Der Tod desjenigen, den die Kongolesen „die Sphinx von Limete“ (Limete, ein Quartier von Kinshasa, wo sich die Residenz von Tshisekedi befindet) nennen, hat es ihm nicht ermöglicht, die allerletzte Schlacht bis zum Ende zu führen, die den erbitterten Kampf gegen die Herrschaft beenden sollte. Dennoch: Er ist mit der festen Überzeugung gegangen, dass sich das kongolesische Volk weiter auf dem Weg des Kampfes bewegen wird, den er ihm vorgezeichnet hat.
Das, was die Geschichte von „Ya Tshitshi“ (älterer Bruder, ein anderer Spitzname des kongolesischen Opponenten) behalten wird, ist seine Beständigkeit und die Verbundenheit seines Namen mit der Geschichte unseres Landes seit seiner Entlassung in die Unabhängigkeit.

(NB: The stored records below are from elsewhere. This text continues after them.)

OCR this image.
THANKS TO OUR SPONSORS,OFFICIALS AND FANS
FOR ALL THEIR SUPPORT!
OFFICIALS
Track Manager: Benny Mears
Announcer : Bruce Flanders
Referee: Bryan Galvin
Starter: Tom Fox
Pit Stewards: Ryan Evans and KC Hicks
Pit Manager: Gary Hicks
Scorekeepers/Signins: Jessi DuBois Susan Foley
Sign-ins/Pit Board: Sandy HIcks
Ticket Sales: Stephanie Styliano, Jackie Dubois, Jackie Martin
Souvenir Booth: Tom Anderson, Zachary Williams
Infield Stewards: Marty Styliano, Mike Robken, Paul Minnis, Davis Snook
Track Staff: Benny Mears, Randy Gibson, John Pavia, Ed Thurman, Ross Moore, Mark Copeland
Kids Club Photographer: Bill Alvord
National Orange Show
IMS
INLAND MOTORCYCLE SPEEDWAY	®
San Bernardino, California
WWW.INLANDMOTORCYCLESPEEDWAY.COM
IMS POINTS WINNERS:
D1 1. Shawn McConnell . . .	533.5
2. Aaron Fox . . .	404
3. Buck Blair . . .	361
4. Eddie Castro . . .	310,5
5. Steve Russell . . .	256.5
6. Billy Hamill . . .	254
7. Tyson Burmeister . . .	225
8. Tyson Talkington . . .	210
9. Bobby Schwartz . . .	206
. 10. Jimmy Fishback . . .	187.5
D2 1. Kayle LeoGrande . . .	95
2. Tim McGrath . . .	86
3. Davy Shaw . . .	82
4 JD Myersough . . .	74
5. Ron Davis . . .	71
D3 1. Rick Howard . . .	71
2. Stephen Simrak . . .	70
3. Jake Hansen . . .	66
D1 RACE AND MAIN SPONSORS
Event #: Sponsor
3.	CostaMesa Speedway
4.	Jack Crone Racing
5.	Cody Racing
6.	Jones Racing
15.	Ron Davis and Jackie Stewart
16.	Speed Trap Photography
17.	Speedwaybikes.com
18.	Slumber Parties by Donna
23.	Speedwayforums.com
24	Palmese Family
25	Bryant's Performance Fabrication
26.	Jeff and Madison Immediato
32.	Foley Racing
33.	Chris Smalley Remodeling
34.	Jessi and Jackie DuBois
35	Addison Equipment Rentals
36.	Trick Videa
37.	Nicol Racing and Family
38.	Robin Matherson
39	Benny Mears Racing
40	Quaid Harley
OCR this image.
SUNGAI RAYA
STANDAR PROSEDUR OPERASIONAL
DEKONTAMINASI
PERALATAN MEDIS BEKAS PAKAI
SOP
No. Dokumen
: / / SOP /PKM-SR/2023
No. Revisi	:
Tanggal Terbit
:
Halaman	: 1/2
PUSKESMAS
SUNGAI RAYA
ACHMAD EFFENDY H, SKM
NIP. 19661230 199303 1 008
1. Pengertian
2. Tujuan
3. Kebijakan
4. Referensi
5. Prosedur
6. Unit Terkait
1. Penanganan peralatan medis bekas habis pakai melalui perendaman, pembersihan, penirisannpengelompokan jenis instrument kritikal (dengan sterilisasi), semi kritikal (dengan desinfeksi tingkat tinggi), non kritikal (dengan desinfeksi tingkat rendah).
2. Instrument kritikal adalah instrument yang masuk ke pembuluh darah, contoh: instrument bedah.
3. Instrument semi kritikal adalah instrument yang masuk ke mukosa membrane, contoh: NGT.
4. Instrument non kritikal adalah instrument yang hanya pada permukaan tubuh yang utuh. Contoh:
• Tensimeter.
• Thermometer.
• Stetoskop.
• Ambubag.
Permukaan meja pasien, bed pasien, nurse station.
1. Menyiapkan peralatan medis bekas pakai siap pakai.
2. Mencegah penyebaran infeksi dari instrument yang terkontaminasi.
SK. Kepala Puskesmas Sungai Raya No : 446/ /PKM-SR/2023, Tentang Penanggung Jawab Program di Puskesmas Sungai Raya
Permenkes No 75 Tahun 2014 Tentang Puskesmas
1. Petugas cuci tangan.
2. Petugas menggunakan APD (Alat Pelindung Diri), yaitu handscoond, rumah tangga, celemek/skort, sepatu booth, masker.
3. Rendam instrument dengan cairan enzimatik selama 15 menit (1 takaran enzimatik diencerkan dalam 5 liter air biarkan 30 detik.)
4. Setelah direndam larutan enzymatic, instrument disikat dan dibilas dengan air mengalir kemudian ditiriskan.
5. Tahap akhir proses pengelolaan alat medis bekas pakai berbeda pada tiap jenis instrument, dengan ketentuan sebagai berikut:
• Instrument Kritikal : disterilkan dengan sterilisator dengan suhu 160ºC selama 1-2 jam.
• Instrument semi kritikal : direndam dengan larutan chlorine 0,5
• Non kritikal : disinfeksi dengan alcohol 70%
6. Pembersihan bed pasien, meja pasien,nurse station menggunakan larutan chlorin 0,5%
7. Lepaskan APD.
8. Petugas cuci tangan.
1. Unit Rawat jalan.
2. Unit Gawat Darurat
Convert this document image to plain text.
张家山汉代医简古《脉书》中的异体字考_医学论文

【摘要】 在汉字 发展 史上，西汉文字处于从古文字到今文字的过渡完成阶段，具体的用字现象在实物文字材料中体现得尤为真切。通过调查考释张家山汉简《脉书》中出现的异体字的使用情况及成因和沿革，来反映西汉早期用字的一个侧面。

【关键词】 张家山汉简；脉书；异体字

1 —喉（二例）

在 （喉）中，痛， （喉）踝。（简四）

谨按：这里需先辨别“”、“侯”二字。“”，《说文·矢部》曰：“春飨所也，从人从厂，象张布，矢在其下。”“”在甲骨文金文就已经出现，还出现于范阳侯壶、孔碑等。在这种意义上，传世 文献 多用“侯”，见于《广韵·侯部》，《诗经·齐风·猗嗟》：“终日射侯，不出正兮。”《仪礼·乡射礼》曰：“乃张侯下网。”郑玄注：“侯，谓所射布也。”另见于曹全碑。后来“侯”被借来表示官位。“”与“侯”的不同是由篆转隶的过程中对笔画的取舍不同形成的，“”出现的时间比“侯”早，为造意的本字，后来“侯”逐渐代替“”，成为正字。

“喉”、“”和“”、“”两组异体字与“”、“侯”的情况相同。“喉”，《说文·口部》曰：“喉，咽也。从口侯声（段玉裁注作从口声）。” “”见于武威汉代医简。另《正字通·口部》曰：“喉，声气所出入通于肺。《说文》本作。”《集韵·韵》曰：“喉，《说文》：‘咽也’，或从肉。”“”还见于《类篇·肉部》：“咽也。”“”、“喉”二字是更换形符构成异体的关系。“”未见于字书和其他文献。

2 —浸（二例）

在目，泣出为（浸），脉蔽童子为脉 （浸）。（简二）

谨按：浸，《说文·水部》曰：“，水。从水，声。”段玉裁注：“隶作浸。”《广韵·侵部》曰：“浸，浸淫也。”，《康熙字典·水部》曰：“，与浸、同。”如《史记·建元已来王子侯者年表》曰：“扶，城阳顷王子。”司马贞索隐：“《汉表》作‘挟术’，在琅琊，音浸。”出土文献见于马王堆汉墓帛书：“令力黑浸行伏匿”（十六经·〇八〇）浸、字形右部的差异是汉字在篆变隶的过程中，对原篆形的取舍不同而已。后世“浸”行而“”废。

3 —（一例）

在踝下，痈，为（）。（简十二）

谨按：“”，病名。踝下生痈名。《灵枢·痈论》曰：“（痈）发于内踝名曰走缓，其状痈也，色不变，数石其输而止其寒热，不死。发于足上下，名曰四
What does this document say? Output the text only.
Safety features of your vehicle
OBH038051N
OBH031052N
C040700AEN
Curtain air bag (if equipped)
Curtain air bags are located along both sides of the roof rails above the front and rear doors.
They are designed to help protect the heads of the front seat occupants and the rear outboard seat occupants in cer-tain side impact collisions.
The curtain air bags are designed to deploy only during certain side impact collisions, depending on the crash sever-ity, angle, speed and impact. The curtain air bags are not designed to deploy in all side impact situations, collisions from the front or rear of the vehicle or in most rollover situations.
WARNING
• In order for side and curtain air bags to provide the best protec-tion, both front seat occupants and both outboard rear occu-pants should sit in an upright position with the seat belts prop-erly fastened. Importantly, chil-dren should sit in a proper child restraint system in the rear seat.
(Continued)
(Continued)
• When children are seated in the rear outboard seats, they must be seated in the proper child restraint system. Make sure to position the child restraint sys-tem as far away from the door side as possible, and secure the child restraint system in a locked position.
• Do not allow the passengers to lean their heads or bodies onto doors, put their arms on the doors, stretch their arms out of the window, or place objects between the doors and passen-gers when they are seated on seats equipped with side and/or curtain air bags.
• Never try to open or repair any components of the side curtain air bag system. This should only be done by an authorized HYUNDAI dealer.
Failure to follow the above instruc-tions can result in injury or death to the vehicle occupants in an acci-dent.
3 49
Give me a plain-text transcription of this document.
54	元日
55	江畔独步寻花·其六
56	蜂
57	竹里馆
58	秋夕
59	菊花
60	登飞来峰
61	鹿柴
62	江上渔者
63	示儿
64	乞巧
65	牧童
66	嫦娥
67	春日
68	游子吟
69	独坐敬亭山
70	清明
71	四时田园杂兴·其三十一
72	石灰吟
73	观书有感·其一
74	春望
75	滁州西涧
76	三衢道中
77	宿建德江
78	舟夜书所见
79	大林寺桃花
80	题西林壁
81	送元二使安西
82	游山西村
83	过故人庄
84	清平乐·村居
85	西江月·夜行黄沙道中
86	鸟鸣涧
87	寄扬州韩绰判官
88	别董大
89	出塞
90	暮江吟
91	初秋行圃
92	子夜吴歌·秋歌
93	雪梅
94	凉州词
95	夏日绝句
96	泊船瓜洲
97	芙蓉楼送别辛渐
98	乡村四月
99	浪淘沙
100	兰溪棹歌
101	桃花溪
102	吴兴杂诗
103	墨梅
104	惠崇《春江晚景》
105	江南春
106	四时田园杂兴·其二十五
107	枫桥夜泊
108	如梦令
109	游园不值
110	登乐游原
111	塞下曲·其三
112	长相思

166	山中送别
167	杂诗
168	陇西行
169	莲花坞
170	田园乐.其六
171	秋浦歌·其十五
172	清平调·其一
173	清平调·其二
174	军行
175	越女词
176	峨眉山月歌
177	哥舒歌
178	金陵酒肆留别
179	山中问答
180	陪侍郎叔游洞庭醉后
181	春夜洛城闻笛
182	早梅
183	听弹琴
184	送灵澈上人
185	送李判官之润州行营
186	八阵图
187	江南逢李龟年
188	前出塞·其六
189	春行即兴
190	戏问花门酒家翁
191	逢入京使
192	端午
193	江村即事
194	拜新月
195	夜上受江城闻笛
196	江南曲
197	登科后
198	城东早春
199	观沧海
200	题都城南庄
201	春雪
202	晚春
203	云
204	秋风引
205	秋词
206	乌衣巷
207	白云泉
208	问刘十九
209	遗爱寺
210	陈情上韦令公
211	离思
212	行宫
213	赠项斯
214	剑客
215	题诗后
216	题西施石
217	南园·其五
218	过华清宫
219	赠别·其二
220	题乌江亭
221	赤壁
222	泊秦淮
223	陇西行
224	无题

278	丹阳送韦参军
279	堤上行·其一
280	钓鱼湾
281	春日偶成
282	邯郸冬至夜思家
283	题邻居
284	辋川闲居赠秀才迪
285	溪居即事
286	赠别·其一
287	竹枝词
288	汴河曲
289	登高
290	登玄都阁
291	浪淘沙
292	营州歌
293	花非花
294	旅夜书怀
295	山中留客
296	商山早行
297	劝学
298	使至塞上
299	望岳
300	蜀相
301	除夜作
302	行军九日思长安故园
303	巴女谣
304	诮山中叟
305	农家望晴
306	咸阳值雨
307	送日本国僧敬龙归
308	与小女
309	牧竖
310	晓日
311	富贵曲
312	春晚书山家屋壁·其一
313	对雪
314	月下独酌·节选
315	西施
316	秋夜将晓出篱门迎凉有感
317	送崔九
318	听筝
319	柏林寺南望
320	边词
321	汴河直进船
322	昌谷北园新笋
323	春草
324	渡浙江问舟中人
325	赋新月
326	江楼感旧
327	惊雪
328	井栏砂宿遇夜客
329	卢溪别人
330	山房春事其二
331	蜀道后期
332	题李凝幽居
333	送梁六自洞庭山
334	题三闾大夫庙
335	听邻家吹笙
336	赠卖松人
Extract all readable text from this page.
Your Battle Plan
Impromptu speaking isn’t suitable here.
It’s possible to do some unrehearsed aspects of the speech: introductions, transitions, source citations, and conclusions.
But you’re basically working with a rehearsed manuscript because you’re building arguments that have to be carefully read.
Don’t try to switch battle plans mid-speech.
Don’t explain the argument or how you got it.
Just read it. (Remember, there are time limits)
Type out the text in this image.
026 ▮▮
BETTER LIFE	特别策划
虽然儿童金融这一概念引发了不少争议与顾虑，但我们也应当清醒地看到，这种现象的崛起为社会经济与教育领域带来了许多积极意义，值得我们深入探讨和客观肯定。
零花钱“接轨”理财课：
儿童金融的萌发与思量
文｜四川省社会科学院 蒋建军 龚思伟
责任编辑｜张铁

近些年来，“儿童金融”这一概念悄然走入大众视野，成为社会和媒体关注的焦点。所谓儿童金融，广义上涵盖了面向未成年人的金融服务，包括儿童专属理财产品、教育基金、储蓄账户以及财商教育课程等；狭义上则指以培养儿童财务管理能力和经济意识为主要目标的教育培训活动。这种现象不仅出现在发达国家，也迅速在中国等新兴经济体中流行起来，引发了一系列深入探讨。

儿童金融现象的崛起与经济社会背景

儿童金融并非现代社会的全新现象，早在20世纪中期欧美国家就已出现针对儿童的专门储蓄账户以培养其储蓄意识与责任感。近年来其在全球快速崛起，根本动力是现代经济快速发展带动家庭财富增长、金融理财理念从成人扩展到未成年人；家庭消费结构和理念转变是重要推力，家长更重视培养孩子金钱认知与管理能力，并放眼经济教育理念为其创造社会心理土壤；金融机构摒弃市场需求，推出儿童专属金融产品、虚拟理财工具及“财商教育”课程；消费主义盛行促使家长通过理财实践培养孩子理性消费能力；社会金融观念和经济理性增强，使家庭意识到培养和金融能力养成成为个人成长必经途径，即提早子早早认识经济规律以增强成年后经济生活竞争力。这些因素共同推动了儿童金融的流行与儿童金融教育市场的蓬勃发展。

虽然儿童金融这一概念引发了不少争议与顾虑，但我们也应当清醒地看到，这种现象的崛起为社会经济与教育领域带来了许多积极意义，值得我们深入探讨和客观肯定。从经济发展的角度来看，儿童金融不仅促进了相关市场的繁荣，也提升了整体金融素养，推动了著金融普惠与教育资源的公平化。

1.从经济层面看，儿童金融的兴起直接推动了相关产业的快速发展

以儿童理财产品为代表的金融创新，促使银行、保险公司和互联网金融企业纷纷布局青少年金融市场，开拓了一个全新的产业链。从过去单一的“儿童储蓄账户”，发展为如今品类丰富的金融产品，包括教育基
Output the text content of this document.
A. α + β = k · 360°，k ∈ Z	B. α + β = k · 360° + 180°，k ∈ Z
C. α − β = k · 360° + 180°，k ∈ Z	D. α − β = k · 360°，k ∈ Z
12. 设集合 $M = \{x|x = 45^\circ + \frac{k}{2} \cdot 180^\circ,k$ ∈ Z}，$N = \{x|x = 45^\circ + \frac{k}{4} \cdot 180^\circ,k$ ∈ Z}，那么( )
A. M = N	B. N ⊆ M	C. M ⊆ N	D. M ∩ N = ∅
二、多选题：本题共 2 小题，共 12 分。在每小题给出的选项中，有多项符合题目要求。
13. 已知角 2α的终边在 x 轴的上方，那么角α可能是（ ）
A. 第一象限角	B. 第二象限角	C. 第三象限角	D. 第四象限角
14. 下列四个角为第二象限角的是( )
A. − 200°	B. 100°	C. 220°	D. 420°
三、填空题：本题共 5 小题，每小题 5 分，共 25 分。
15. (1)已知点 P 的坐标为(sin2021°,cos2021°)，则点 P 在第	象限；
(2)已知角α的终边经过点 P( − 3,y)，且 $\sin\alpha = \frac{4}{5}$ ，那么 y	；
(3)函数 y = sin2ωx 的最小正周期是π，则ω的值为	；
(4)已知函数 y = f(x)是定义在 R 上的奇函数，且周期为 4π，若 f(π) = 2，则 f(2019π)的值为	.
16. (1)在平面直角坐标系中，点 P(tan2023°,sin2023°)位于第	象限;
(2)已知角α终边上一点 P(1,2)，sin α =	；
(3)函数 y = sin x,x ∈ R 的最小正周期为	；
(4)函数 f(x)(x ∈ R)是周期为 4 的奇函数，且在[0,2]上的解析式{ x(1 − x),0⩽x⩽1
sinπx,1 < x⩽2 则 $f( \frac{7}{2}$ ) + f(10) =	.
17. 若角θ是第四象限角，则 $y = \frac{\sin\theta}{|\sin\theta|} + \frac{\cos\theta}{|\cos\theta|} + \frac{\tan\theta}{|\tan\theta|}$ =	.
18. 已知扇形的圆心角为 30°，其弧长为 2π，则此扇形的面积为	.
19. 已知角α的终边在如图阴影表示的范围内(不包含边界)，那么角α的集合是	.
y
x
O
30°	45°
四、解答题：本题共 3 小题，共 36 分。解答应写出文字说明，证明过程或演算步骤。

Etienne Tshisekedi wa Mulumba ist in Kananga (Provinz Kasai-Occidental) in 1932 geboren. Er tritt der Partei von Patriece-Eméry Lumumba, „Mouvement National Congolais“ (MNC) in 1958 bei, Partei, die er in Begleitung von Albert Kalonji verlässt, der seine eigene Partei, „Mouvement National congolais/Flügel Kalonji“ (MNC/Kalonji) ins Leben ruft. Noch als Student an der Universität Ex-Lovanium von Léopoldville (heute Universität von Kinshasa, UNIKIN) ist er aufgerufen, dem durch Mobutu anlässlich seines ersten Staatsstreiches vom September 1960 aufgebauten Kollegium der Generalkommissare als stellvertretender Justiz-Generalkommissar anzugehören. Nach dieser kurzen Episode der Geschichte unseres Landes nimmt Etienne Tshisekedi wa Mulumba sein Studium wieder auf, das er mit dem akademischen Grad des Doktors der Rechtswissenschaft abschließt. Zwischen 1961 und 1965 ist er Rektor der „Ecole Nationale d'Administration“ (ENA), Amt, das er zugleich mit dem des Mitarbeiters der Zentralbank von Kongo versieht. Nach dem 2. Putsch von Mobutu am 25 November 1965 wurde er zum Innenminister ernannt, Stelle, die er anlässlich der Regierungsumbildung vom 16.08.1968 verlässt, um Justizminister zu werden. Ab 5. März 1969 ist er Minister für Planung und Forschung. Im September 1969 ist er zum Botschafter der Republik Zaire im Königreich von Marokko ernannt worden. Nach seiner Rückkehr nach Kinshasa im Februar 1971 gehört er zur Nationalversammlung, bei der er die Funktion des Vize-Vorsitzenden innehat. Nebenbei ist er auch der Vorsitzende der nationale Fluggesellschaft, Air Zaire.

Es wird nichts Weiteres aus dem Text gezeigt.